By 1998, the two teams were losing money and the ESPN West channel never got off the ground, which could have justified keeping the teams. The two teams were put up for sale in 1999. From 1995 to 1998, the Angels lost Anaheim on average $16.6 million while only being competitive in three out of five years. While the Ducks were a money maker in the beginning, the team was expected to lose money for its third season. Broadcom Corporation had approached Disney about interactive broadcasting rights for the teams which would have allow viewers at home to purchase Anaheim tickets and merchandise via their remote controls. Instead, Disney offered to sell the Broadcom partners, Henry Samueli and Henry Nicholas, the two teams for $450 million.

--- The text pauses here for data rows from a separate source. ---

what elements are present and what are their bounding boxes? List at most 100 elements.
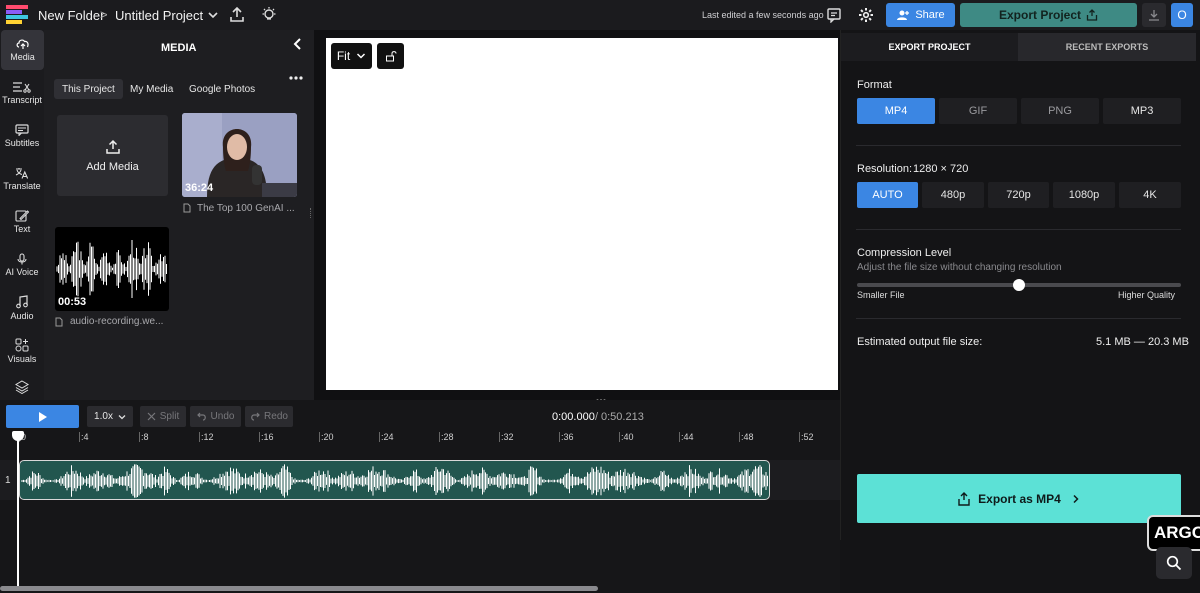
rail-item-text[interactable]: Text: [0, 202, 44, 242]
compression-title: Compression Level: [857, 247, 952, 259]
format-mp3[interactable]: MP3: [1103, 98, 1181, 124]
audio-clip[interactable]: [19, 460, 770, 500]
tab-label: RECENT EXPORTS: [1065, 42, 1149, 52]
export-as-mp4-button[interactable]: Export as MP4: [857, 474, 1181, 523]
undo-button[interactable]: Undo: [190, 406, 241, 427]
speed-label: 1.0x: [94, 411, 113, 422]
format-option-label: MP4: [884, 105, 908, 117]
collapse-panel-icon[interactable]: [292, 37, 304, 51]
rail-item-translate[interactable]: Translate: [0, 159, 44, 199]
rail-item-layers[interactable]: [0, 375, 44, 401]
argo-badge[interactable]: ARGO: [1147, 515, 1200, 551]
ruler-tick: [619, 432, 620, 442]
rail-label-text: Text: [13, 224, 31, 234]
ruler-tick-label: :8: [141, 432, 149, 442]
ruler-tick-label: :24: [381, 432, 394, 442]
share-button[interactable]: Share: [886, 3, 955, 27]
format-gif[interactable]: GIF: [939, 98, 1017, 124]
resolution-4k[interactable]: 4K: [1119, 182, 1181, 208]
upload-icon[interactable]: [229, 6, 245, 23]
app-logo[interactable]: [6, 5, 30, 25]
video-canvas[interactable]: [326, 38, 838, 390]
tab-recent-exports[interactable]: RECENT EXPORTS: [1018, 33, 1196, 61]
divider: [856, 229, 1181, 230]
aspect-lock-button[interactable]: [377, 43, 404, 69]
resolution-auto[interactable]: AUTO: [857, 182, 918, 208]
add-media-label: Add Media: [86, 160, 139, 173]
rail-label-media: Media: [10, 52, 35, 62]
ruler-tick-label: :12: [201, 432, 214, 442]
breadcrumb-folder[interactable]: New Folder: [38, 8, 104, 23]
tab-label: EXPORT PROJECT: [888, 42, 971, 52]
ai-voice-icon: [17, 253, 27, 265]
redo-button[interactable]: Redo: [245, 406, 293, 427]
video-file-name[interactable]: The Top 100 GenAI ...: [197, 203, 295, 214]
ruler-tick-label: :52: [801, 432, 814, 442]
redo-label: Redo: [264, 411, 288, 422]
rail-item-media[interactable]: Media: [1, 30, 44, 70]
speed-dropdown[interactable]: 1.0x: [87, 406, 133, 427]
rail-label-transcript: Transcript: [2, 95, 42, 105]
total-time: 0:50.213: [601, 411, 644, 423]
export-project-label: Export Project: [998, 8, 1082, 22]
timeline-scrollbar[interactable]: [0, 586, 598, 591]
export-as-mp4-label: Export as MP4: [978, 491, 1061, 506]
lightbulb-icon[interactable]: [261, 6, 277, 23]
video-duration: 36:24: [185, 182, 214, 194]
format-option-label: PNG: [1048, 105, 1072, 117]
project-title[interactable]: Untitled Project: [115, 8, 203, 23]
music-note-icon: [16, 295, 28, 309]
rail-item-ai-voice[interactable]: AI Voice: [0, 245, 44, 285]
fit-dropdown[interactable]: Fit: [331, 43, 372, 69]
split-button[interactable]: Split: [140, 406, 186, 427]
tab-export-project[interactable]: EXPORT PROJECT: [841, 33, 1018, 61]
rail-item-visuals[interactable]: Visuals: [0, 331, 44, 371]
search-button[interactable]: [1156, 547, 1192, 579]
more-options-icon[interactable]: [289, 75, 303, 81]
resolution-720p[interactable]: 720p: [988, 182, 1049, 208]
last-edited-status: Last edited a few seconds ago: [702, 10, 824, 20]
tab-google-photos[interactable]: Google Photos: [181, 79, 263, 99]
estimate-label: Estimated output file size:: [857, 336, 983, 348]
share-out-icon: [1086, 9, 1098, 21]
resolution-480p[interactable]: 480p: [922, 182, 984, 208]
add-media-button[interactable]: Add Media: [57, 115, 168, 196]
export-project-button[interactable]: Export Project: [960, 3, 1137, 27]
comment-icon[interactable]: [826, 7, 842, 23]
audio-file-name[interactable]: audio-recording.we...: [70, 316, 163, 327]
divider: [856, 145, 1181, 146]
compression-slider-thumb[interactable]: [1013, 279, 1025, 291]
chevron-down-icon[interactable]: [207, 10, 219, 20]
ruler-tick-label: :16: [261, 432, 274, 442]
ruler-tick: [739, 432, 740, 442]
resolution-option-label: 4K: [1143, 189, 1157, 201]
video-thumbnail[interactable]: 36:24: [182, 113, 297, 197]
play-button[interactable]: [6, 405, 79, 428]
subtitles-icon: [15, 124, 29, 136]
format-mp4[interactable]: MP4: [857, 98, 935, 124]
playhead-line[interactable]: [17, 436, 19, 586]
tab-this-project[interactable]: This Project: [54, 79, 123, 99]
file-icon: [55, 317, 63, 327]
rail-item-transcript[interactable]: Transcript: [0, 73, 44, 113]
tab-my-media[interactable]: My Media: [122, 79, 181, 99]
smaller-file-label: Smaller File: [857, 290, 905, 300]
format-option-label: MP3: [1130, 105, 1154, 117]
rail-label-ai-voice: AI Voice: [5, 267, 39, 277]
download-button[interactable]: [1142, 3, 1166, 27]
resolution-1080p[interactable]: 1080p: [1053, 182, 1115, 208]
audio-thumbnail[interactable]: 00:53: [55, 227, 169, 311]
resolution-option-label: 1080p: [1068, 189, 1100, 201]
panel-resize-handle[interactable]: [310, 208, 312, 218]
resolution-option-label: 720p: [1006, 189, 1031, 201]
rail-item-audio[interactable]: Audio: [0, 288, 44, 328]
format-png[interactable]: PNG: [1021, 98, 1099, 124]
clip-waveform: [21, 464, 768, 498]
gear-icon[interactable]: [858, 7, 874, 23]
user-avatar[interactable]: O: [1171, 3, 1193, 27]
ruler-tick: [139, 432, 140, 442]
rail-item-subtitles[interactable]: Subtitles: [0, 116, 44, 156]
add-user-icon: [897, 10, 910, 20]
estimate-value: 5.1 MB — 20.3 MB: [1096, 336, 1189, 348]
upload-icon: [105, 139, 120, 154]
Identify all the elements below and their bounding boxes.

President Tony Tavares signed a three-year contract extension in 2000. With the December 31, 2000 retirement of vice chairman Litvack, Anaheim Sports began reporting to Walt Disney Parks and Resorts chairman Paul Pressler. At the time, it was planned that the ESPN Zone restaurant would increase promotional efforts with the two sports teams.

The Lehman Bros. investment bank was hired to sell the two teams, separately or together, in 2002. In May 2003, the company sold the Angels to advertising magnate Arte Moreno. In February 2005, it agreed to sell the Mighty Ducks and the Disney Ice, the team's training facility, to Broadcom co-founder and billionaire Henry Samueli and his wife. The company was later merged out.